Includes enough to pay about one-third of money due in upcoming year
BATON ROUGE (AP) — New cost controls are planned for TOPS as lawmakers struggle to pay for the nearly $300 million college tuition program.
The Louisiana House gave final legislative passage Monday to a bill that locks in the TOPS payment rate at next year's tuition level, unless lawmakers vote to raise payments. That could cost students more in the 2017-18 school year and beyond if tuition grows larger but lawmakers don't boost TOPS payments.
The proposal by Sen. Jack Donahue, R-Mandeville, heads to the governor's desk with a 74-20 vote.
It's the second try for the legislation. Former Gov. Bobby Jindal vetoed the bill last year. But Gov. John Bel Edwards has said he will sign it into law.
Supporters said the measure tries to ensure Louisiana can continue to afford TOPS. The program's price tag has mushroomed as colleges have raised tuition to offset state budget cuts in recent years.
"The state is in dire financial straits," said Rep. Nancy Landry, R-Lafayette, who handled the proposal in the House. "The only way we can sustain this program is to rein it in."
She stressed that the measure "does not permanently cap TOPS or reduce the amount of TOPS award."
"It's not really a cap. It's a floor. It's the minimum we're going to fund" for a TOPS award, Landry said.
Rep. Robby Carter, D-Greensburg, voted against the bill, saying it reneges on an agreement with students that if they reached certain performance benchmarks in school and on the ACT college entrance exam, the state would pay for their tuition.
"I don't like the idea ... of broken promises," Carter said.

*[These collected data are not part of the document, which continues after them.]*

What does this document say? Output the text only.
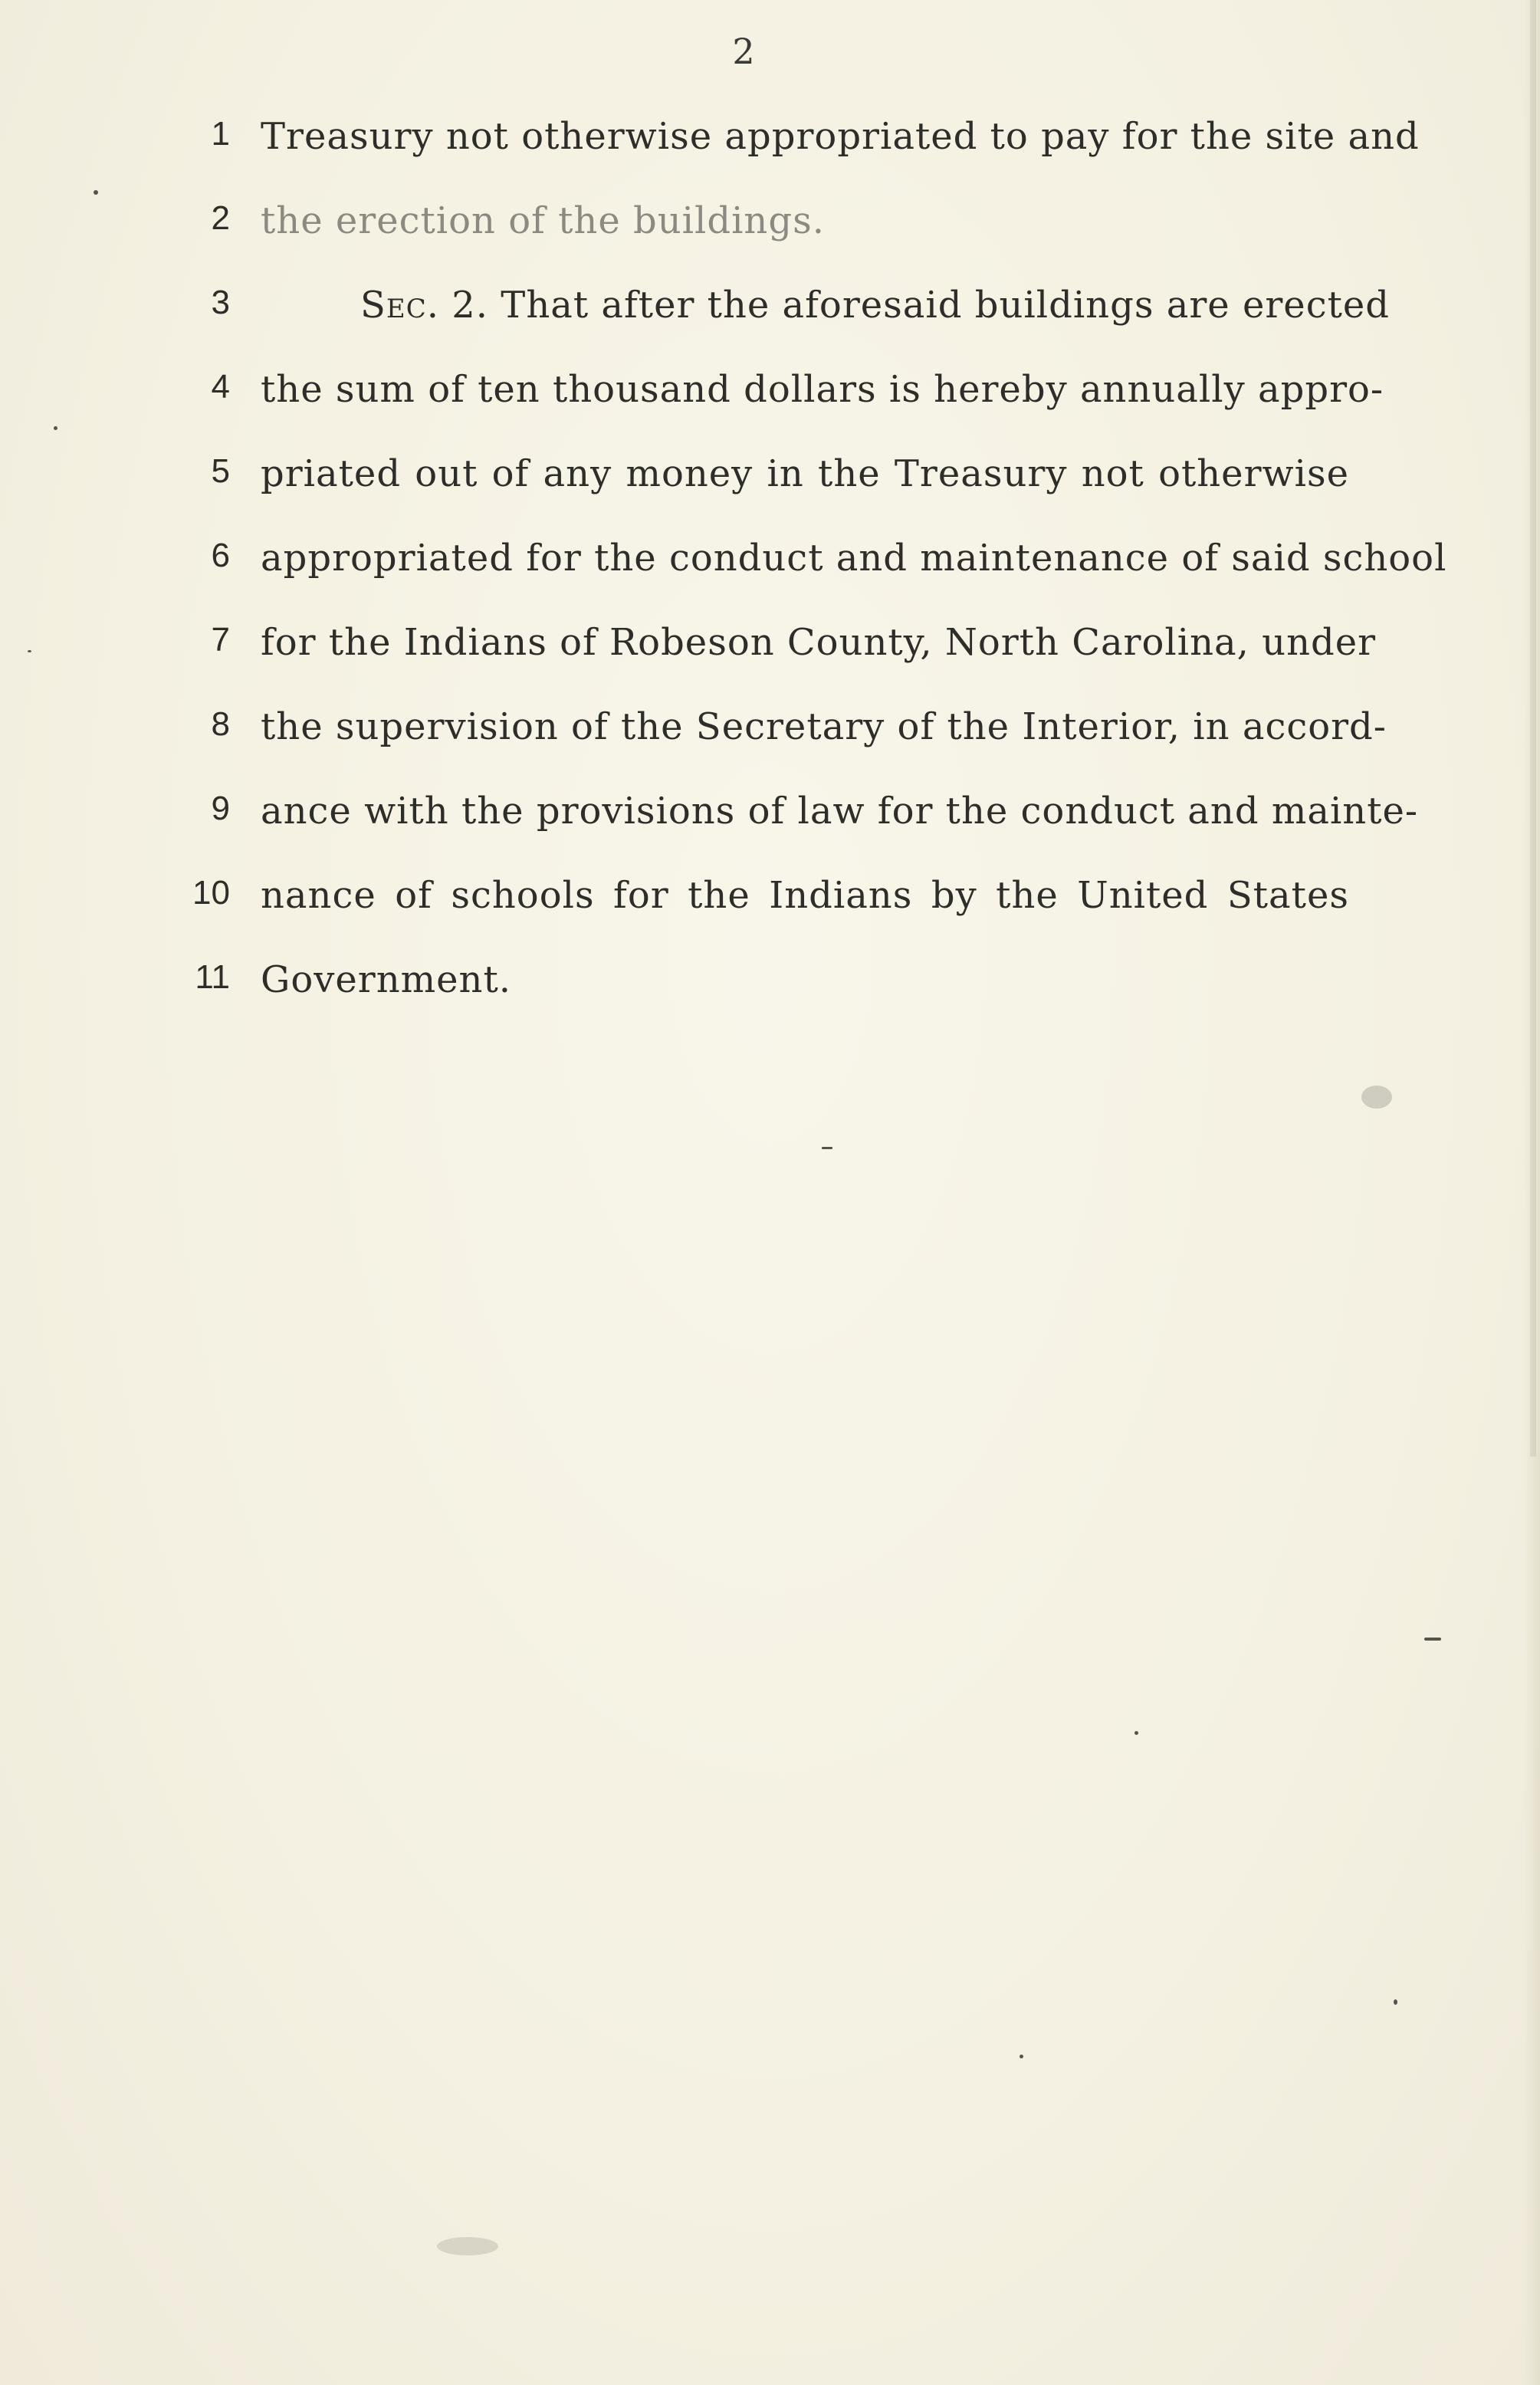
2
1 Treasury not otherwise appropriated to pay for the site and
2 the erection of the buildings.
3	Sec. 2. That after the aforesaid buildings are erected
4 the sum of ten thousand dollars is hereby annually appro-
5 priated out of any money in the Treasury not otherwise
6 appropriated for the conduct and maintenance of said school
7 for the Indians of Robeson County, North Carolina, under
8 the supervision of the Secretary of the Interior, in accord-
9 ance with the provisions of law for the conduct and mainte-
10 nance of schools for the Indians by the United States
11 Government.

But because of state budget gaps, it's unclear if students would even get full tuition funding next year or only partial awards.
The budget proposal for the upcoming school year includes enough money to pay for about one-third of the amount estimated to be needed to cover all eligible TOPS students. Lawmakers are weighing proposals to help shuffle more dollars to the program, but its funding level remains unclear.
Amid the continued financing questions, some lawmakers have proposed to shrink the program's costs by making fewer students eligible. But those proposals have failed to gain traction.
Instead, the Senate has passed a bill that would allow lawmakers to change the way cuts are divvied among TOPS students, if cuts are required. Under current law, if TOPS isn't fully funded, only students with the highest ACT scores would receive the tuition aid. The Senate-backed proposal would allow across-the-board cuts, so all students receive some tuition financing.
That proposal, also supported by the governor, awaits House consideration.